Changes most relevant to emergency medicine include:
Methylprednisolone is not recommended for acute spinal cord injury, because no class I or II evidence supports its benefit. Class I, II, and III evidence indicate a higher incidence of infection, sepsis, complications, increased intensive care unit length of stay, and death with steroid use. (Level 1 recommendation)
Computed tomography is the imaging study of choice for obtunded or un-evaluable patients with potential cervical spine injuries. (Level I)
Computed tomographic angiography is recommended to assess for vertebral artery injury in selected patients who meet the modified Denver Screening Criteria after blunt cervical trauma. (Level I)
Spinal immobilization and imaging are not recommended in patients with penetrating or blunt trauma who have normal mentation, no neck pain or tenderness, no focal neurologic findings, and no distracting injuries. (Level II)
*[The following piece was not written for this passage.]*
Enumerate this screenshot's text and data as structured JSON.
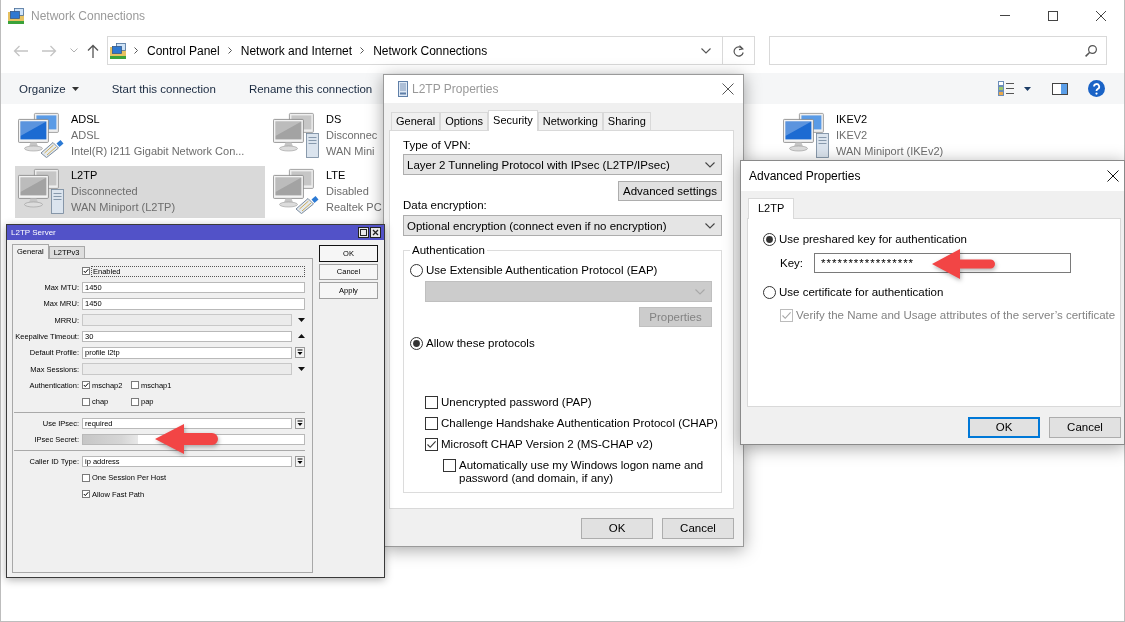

Resnick DK. Updated guidelines for the management of acute cervical spine and spinal cord injuries. Neurosurgery 2013 Mar; 72:1. (http://dx.doi.org/10.1227/NEU.0b013e318276ee7e)
Comment
Another indication for steroids bites the dust! For those of us who were not convinced by the original data, we now have expert consensus to put an end, once and for all, to the misguided notion that steroid treatment is indicated for patients with acute spinal injury.